Program Design
The program for this game was largely inspired by the boids program from Lab 2. From the beginning, the code was designed to operate on both cores of the Pico, with the finite state machine thread running in core 0 and the player control thread running in core 1. We also configured GPIO 4 to be the start button that was pulled up by default, GPIO 18 to be the move left control, and GPIO 19 to be the move right control. We then instantiated various macros for fix15 calculations in the same way that they were included in lab 2, the global variables necessary for the threads, and the inclusion of header files containing the pixel color arrays of each sprite.
A handful of helper functions were created to supplement the threads. One important helper function was drawSprite, which drew sprites on the VGA display at a specified vertex (x, y) by taking the color array of the sprite to be drawn as an input.Â
Helper Function for Drawing a Sprite
The way the function completed the above task was by iteratively calling the function drawPixel from the VGA graphics helper file in a nested for loop. Each pixel called by the nested loop was colored with the corresponding element in the color array. This way, each sprite was drawn pixel by pixel, and this worked because the color arrays were flattened arrays that already preserved the row order and thus only needed to have their pointers incremented every iteration. Another useful helper function was random_int, which generated a random integer within a specified range of values. Finally, the functions startScreen and gameOver were made to display the beginning screen and the game over screen, respectively, which corresponded to state changes that are described later in this section.
The player thread handled the animation updates for the player avatar in accordance with the player movements.Â
Code for Changing Avatar Position Using Player Input
Since the avatar should only appear in the start screen and during the actual game, the thread first checks if the state is 0 or 1 before drawing the Newton. The position of the Newton is updated at a constant velocity such that if GPIO pin 18 goes low, then that means that the player has moved their hand above the left phototransistor and the Newton should move to the left; and if GPIO pin 19 goes low, then the right phototransistor has been covered and the Newton should move to the right. The Newton is redrawn at the new position afterwards (with a brief delay to moderate the speed of the avatar), and the thread is delayed before restarting to account for the frame rate spare time.
An important aspect of the player thread is the hitbox checker. This algorithm compares the current position of the avatar with the current position of the projectile to see if the two have made contact in any way. Since the positions are only the top left corners of each sprite, it was necessary to also make sure that the pixels adjacent to the top left vertex of each sprite were not in contact with any of each other. If they were, then the state was changed to 2, which replaced the level with the game over screen before automatically returning to the start screen.
The finite state machine thread handled most of the state changes that occurred internally throughout the game.Â
Finite State Machine Diagram
At the beginning of the game, the state is initially 0 and draws the start screen while waiting for the player to press the start button. To check if the start button was pressed or not, the FSM thread continuously checks if GPIO 4 is low (since it was pulled up and would go low if the button connected to it was pressed). If the button is pressed, then the thread goes into an empty while loop until the button is unpressed, after which the state changes to 1.
At state 1, the actual level is drawn. First, the five apple enemies are drawn and their positions stored in enemy arrays. Then, the thread enters a while loop that continuously updates the projectiles shot by the enemies. The way the loop works is that if the projectile is determined to not exist using a toggle variable, then the projectile is initially drawn to be shot from a randomly chosen enemy. The projectile’s position is then updated every frame to account for its vertical movement down until it exits the screen’s dimensions, after which the projectile is considered non-existent again. The FSM thread was also delayed before restarting in accordance with the frame rate spare time.

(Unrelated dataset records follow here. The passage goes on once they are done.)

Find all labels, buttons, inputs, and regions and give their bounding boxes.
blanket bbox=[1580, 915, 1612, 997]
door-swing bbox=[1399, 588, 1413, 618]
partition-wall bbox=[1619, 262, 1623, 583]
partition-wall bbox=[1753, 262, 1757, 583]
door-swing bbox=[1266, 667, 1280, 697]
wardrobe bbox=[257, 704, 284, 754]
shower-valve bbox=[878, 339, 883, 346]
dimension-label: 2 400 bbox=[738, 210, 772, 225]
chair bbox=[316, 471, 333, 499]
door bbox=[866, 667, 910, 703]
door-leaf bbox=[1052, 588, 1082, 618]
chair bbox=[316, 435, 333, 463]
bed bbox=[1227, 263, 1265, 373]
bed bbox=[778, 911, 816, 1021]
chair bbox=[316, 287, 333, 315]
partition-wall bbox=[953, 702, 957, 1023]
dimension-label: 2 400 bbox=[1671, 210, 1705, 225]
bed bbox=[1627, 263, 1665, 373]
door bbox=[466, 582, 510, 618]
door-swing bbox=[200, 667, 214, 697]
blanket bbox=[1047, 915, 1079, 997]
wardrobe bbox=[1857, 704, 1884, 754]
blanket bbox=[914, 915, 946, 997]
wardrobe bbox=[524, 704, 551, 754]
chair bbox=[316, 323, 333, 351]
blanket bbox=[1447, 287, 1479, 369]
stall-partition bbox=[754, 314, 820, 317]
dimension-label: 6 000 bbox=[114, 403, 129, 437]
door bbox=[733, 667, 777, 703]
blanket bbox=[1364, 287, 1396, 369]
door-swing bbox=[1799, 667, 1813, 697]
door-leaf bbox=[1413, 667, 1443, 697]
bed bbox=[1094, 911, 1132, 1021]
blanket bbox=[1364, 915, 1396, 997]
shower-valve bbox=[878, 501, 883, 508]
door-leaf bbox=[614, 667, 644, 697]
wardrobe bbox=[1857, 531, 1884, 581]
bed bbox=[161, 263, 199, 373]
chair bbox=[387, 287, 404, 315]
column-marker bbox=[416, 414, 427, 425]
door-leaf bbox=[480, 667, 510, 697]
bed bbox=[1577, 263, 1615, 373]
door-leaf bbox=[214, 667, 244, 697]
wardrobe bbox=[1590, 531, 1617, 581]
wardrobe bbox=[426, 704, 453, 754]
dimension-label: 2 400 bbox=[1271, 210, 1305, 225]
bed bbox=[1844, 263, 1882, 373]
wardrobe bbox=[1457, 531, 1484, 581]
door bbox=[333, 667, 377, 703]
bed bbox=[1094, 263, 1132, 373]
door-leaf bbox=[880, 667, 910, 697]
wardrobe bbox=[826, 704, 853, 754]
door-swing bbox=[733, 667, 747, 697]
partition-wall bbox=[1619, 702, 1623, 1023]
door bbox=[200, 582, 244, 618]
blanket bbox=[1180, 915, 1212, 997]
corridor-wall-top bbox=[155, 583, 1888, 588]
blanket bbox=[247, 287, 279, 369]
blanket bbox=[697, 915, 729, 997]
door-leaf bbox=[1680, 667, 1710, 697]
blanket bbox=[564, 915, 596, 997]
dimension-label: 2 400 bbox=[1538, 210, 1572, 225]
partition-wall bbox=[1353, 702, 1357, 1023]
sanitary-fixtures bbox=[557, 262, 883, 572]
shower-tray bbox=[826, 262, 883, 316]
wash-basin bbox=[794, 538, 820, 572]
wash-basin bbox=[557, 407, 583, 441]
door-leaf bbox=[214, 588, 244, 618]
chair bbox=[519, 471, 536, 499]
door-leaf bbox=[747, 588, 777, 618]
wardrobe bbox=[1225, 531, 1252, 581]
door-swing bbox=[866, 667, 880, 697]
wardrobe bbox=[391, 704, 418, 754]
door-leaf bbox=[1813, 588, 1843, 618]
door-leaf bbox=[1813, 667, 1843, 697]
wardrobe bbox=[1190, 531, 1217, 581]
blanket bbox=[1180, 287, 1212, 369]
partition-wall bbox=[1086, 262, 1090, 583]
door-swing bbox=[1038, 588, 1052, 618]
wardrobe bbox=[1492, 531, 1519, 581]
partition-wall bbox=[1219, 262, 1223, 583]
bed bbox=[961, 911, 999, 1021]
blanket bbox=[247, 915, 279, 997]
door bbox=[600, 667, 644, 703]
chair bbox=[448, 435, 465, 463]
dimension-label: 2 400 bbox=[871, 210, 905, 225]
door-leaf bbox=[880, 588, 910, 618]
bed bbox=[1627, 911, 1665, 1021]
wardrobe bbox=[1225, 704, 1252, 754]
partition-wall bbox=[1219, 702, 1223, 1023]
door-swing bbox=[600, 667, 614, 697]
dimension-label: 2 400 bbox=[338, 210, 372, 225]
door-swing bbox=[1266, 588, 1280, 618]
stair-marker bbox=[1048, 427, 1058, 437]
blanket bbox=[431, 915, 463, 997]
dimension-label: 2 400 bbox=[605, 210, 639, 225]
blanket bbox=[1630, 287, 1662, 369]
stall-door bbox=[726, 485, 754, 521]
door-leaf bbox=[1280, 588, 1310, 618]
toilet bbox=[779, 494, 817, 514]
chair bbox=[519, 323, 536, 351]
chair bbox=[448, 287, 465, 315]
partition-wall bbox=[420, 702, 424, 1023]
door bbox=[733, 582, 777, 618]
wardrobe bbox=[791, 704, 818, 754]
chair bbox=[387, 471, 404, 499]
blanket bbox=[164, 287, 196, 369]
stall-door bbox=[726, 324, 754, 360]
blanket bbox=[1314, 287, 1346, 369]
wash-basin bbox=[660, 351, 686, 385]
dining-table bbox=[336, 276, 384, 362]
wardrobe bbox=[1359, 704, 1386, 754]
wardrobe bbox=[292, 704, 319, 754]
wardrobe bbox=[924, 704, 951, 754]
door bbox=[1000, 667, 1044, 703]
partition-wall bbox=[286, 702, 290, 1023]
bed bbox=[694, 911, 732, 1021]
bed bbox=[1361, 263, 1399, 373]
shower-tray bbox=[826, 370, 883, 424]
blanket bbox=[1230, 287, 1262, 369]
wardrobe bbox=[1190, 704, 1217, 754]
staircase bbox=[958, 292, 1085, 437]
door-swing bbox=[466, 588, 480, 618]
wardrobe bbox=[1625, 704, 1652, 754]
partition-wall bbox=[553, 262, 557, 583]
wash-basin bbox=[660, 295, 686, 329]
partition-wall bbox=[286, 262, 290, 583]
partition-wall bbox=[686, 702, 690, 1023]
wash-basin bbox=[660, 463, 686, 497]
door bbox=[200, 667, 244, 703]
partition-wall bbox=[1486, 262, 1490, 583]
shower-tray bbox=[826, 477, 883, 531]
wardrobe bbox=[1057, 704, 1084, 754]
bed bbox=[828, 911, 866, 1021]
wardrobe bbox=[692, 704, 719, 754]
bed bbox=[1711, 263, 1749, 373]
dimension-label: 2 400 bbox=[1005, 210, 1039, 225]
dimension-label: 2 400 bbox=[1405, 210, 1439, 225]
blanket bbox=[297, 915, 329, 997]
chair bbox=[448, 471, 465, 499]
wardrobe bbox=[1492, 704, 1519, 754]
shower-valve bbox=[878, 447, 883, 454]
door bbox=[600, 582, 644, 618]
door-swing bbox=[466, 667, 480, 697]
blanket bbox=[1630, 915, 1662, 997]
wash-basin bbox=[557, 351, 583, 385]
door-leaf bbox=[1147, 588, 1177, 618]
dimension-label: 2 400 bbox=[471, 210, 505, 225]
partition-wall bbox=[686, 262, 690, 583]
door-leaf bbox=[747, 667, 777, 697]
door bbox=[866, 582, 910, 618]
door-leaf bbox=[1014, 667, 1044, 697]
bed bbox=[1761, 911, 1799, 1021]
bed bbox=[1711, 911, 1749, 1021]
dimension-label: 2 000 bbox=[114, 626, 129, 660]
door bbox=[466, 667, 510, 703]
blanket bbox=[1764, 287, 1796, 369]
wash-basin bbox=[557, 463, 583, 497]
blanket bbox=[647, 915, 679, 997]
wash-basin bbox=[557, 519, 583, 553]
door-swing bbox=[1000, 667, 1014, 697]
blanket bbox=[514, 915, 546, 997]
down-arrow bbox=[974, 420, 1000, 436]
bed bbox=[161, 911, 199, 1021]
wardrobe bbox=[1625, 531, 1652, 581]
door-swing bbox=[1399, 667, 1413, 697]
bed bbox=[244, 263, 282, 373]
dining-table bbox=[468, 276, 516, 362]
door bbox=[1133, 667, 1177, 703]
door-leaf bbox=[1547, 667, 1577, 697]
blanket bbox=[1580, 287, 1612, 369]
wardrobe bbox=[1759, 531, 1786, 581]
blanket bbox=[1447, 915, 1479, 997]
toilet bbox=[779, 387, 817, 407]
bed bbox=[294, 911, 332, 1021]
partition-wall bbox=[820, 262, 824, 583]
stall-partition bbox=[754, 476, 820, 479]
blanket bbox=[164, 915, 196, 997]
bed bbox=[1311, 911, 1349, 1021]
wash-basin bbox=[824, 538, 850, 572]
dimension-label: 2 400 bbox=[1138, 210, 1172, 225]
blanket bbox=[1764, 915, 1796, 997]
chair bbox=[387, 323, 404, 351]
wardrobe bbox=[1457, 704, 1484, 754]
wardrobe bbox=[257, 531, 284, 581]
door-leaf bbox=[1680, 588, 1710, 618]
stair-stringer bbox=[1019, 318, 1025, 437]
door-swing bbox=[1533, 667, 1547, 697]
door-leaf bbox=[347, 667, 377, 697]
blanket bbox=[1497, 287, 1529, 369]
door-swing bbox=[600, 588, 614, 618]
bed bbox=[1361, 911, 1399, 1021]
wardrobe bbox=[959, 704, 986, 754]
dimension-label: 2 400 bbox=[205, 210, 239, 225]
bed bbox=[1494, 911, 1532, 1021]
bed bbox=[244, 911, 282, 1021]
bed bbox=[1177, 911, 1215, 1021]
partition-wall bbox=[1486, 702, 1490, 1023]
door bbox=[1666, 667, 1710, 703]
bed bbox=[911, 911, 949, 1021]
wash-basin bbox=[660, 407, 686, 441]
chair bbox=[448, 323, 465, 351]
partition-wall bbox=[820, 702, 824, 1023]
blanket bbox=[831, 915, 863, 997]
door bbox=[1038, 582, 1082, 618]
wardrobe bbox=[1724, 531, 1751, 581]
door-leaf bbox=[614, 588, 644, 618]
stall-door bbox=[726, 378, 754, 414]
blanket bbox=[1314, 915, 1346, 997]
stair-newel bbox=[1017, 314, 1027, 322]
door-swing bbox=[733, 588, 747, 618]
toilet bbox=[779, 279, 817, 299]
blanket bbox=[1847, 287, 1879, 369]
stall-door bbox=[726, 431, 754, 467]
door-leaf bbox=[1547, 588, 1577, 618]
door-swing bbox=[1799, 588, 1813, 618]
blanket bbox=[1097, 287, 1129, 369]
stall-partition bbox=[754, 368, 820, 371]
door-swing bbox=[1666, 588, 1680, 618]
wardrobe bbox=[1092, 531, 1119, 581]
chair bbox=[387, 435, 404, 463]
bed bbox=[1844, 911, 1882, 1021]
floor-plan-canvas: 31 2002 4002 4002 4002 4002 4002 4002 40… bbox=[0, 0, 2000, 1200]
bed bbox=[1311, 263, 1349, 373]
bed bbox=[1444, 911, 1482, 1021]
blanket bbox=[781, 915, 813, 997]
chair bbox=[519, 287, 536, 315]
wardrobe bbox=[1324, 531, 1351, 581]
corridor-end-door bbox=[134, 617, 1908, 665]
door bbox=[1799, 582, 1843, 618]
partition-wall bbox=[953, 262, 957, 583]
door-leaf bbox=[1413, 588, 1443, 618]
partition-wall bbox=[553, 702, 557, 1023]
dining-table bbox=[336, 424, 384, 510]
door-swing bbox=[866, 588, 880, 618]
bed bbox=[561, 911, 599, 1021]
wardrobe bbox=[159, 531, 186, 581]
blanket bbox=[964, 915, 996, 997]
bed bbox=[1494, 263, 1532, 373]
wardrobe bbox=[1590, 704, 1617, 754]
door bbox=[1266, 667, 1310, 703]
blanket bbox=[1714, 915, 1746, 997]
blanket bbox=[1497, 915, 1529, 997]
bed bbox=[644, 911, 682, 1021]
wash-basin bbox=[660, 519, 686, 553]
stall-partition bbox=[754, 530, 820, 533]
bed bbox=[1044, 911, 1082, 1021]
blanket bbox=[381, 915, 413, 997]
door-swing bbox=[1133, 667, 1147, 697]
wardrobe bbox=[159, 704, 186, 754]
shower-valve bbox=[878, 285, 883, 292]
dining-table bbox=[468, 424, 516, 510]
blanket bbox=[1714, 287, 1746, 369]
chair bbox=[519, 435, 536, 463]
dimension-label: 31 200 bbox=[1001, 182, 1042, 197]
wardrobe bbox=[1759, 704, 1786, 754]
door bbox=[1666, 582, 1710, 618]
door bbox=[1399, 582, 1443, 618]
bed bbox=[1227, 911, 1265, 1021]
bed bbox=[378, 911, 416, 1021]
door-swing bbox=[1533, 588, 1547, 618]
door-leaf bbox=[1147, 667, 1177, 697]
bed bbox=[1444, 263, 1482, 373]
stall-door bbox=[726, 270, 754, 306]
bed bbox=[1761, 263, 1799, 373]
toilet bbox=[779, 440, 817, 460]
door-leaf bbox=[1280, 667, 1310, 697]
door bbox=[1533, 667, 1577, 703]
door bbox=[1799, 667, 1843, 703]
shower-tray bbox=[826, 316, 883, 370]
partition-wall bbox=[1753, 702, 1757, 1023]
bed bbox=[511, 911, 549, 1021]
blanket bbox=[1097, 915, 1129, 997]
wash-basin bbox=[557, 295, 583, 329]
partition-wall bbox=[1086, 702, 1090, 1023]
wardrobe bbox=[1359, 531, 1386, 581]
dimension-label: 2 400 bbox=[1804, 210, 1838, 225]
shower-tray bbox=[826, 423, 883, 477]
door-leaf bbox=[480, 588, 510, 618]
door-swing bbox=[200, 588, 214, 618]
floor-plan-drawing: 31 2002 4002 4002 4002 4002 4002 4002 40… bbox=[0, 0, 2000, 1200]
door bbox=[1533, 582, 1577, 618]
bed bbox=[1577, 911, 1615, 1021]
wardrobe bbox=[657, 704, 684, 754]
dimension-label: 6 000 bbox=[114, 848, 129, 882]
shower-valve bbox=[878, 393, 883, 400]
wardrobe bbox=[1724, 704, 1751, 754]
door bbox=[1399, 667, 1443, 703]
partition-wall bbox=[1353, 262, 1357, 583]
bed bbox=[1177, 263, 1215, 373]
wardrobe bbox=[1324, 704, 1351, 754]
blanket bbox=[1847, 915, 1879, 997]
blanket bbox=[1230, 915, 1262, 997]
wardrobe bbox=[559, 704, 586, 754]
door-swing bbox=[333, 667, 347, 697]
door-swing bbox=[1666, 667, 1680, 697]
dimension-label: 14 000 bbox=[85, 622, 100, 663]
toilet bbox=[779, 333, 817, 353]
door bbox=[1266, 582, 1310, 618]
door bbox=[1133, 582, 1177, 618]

One aspect of the program that was difficult to code was getting the state to change to the game over state if the player avatar hit a projectile. The reason was because we were initially getting an error where if the player hit a projectile, then the avatar stopped moving and was unable to be controlled further, but the projectiles continued to spawn and the game over screen was not drawn. We deduced from this error that the state was successfully changed to 2 and the player animation thread successfully exited its while loop as a result (which is why the avatar stopped moving), but the state change was not reflected in the FSM thread for some reason. We initially tried various solutions such as creating two separate sets of frame rate and timing variables for the two threads and manually changing the state in both threads, because we thought that the problem was that the threads were not synchronized and did not share global program context. However, these changes did not resolve the problem. Eventually, we fixed the bug by completely exiting the FSM thread with PT_EXIT(pt) if the player hit a projectile. This caused the FSM thread to turn off after a projectile hit which allowed the game over screen to manifest.